On more occassions than I care to remember, I sat in front of the TV, watching the Biggest Loser, wishing I had the motivation those people have, while scarfing down a prepackaged brownie covered in tiny, sugar filled candies or devouring 15 miniature Butterfingers, Clark bars and Three Muskateers. Whatever time and reasoning couldn't fix, food could. Granted, it was a temporary fix and I often felt extreme guilt and shame in the aftermath of the gluttony, but for a short time, I felt ok with the world and the hand it had dealt me.
The irony of my overeating is that most of the time, I didn't even taste the food until I was licking the leftover remnants off of my stubby little fingers.
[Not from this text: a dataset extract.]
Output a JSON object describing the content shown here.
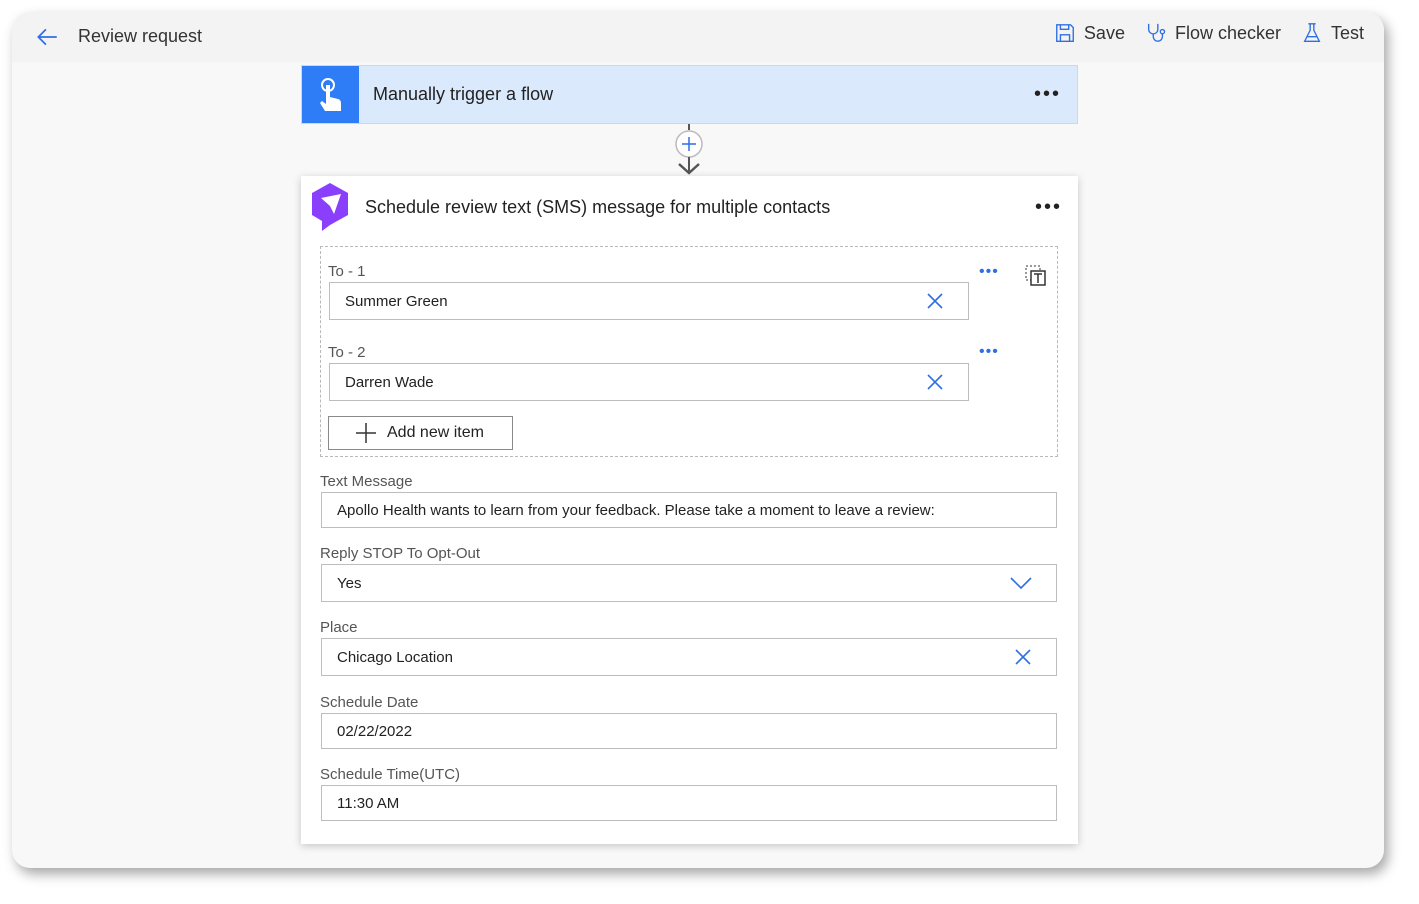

It was like I was sleep eating my way through my day, completely unaware that I was eating more and more and getting bigger and bigger. It's like it was a secondary nature equivalent to blinking. I just did it without thought.
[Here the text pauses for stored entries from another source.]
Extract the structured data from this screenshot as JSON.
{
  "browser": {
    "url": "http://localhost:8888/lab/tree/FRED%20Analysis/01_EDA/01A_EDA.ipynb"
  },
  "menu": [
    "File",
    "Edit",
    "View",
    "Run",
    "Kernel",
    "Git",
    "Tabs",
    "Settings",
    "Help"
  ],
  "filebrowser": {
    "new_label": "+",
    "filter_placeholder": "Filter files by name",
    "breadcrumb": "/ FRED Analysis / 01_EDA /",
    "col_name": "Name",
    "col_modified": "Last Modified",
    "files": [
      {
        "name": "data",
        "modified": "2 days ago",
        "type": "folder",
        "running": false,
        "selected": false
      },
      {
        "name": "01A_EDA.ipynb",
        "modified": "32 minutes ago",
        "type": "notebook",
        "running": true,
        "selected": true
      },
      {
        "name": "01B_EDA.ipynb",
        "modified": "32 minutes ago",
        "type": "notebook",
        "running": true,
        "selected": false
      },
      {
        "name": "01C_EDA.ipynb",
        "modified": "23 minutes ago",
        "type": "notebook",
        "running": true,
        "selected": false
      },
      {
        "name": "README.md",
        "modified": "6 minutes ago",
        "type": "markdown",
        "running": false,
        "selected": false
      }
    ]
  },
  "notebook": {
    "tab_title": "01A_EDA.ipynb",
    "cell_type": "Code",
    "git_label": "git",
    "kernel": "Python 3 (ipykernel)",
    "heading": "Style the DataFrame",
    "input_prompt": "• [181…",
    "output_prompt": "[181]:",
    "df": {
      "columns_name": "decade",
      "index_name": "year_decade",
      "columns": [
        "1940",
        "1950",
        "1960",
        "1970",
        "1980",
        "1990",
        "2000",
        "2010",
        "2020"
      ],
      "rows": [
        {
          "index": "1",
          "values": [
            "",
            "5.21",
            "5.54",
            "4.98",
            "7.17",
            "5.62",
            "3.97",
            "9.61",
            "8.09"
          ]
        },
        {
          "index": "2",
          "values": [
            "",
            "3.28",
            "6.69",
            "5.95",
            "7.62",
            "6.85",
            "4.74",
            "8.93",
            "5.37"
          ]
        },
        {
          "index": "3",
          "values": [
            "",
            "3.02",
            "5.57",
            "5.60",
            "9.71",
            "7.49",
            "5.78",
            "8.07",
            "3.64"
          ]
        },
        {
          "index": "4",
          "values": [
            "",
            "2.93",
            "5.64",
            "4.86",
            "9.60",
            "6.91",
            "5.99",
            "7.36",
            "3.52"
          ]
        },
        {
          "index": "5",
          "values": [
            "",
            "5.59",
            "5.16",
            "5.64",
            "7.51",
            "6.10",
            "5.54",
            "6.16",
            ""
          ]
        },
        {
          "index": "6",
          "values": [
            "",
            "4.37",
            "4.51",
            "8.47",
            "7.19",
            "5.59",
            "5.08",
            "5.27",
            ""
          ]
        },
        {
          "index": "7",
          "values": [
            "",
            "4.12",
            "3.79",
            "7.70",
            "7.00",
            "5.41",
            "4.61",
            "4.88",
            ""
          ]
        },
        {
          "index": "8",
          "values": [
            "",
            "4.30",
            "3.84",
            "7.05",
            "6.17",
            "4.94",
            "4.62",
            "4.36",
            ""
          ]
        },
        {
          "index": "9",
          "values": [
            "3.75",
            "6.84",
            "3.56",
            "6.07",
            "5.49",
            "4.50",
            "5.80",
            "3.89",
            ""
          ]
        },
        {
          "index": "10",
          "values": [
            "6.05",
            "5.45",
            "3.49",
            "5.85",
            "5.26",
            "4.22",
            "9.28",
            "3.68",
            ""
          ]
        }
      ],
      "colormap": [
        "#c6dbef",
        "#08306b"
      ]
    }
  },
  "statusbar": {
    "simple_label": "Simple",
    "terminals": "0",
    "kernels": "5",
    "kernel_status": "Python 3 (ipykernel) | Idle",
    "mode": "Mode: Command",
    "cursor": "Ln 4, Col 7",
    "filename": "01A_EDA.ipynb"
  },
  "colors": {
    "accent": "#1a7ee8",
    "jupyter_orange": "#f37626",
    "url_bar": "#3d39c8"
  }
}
I mean, me and food, we were TIGHT. Like wearing BFF necklaces, matching headbands, having slumber parties and talking on the phone all night about boys, TIGHT. We were inseperable. Have you ever tried to seperate a depressed fat chick from her Snickers Bar? If you have you are probably waving one hand because that is all you have left. And don't dare tell that fat girl she is, indeed, FAT. Because you never realize just HOW fat you are, until you aren't that fat anymore. Me and spinach artichoke dip were like Ike and Tina Turner. That dip would whoop my ass and make me swell like a Macy's day float, but I always found a way to forgive it and come back for more.
Food is a frienemy. It comes disguised as a savior, but is really a wolf in sheeps clothing. It makes you lose all rational, lose all sense of control and forget about Jenny Craig and head for Sara Lee. It inexplicably makes your pants tighter, your self esteem smaller and your waistline bigger. It holds your hand while it helps you shove the entire bag of Lay's potato chips into your mouth, and then stabs you in the back and causes fat rolls that resemble human speed bumps.
I know some people form healthy relationships with food and don't have to justify their fish and vegetables by covering it with Velveeta (which by the way, is DELISH!!) but I am not one of these people. It's love or hate with me. I either love food and hate being a fat ass, or I hate food and love being thin and being able to see my toes again. There will never be a middle ground. And that's ok. Because me and food, we had a good run. We had a 15 year affair full of lust and shame and cookie crumbs in places you don't want to know about, but it's time I move on with my life and find a new lover.
So, Food I guess this makes you my foe....for now. Maybe someday we can reconnect over a sugary, foamy latte and a slice of pie and talk about the old days, but for now, I am changing my number, shutting down my email address and trying to forget what a great friend you were to me all those years.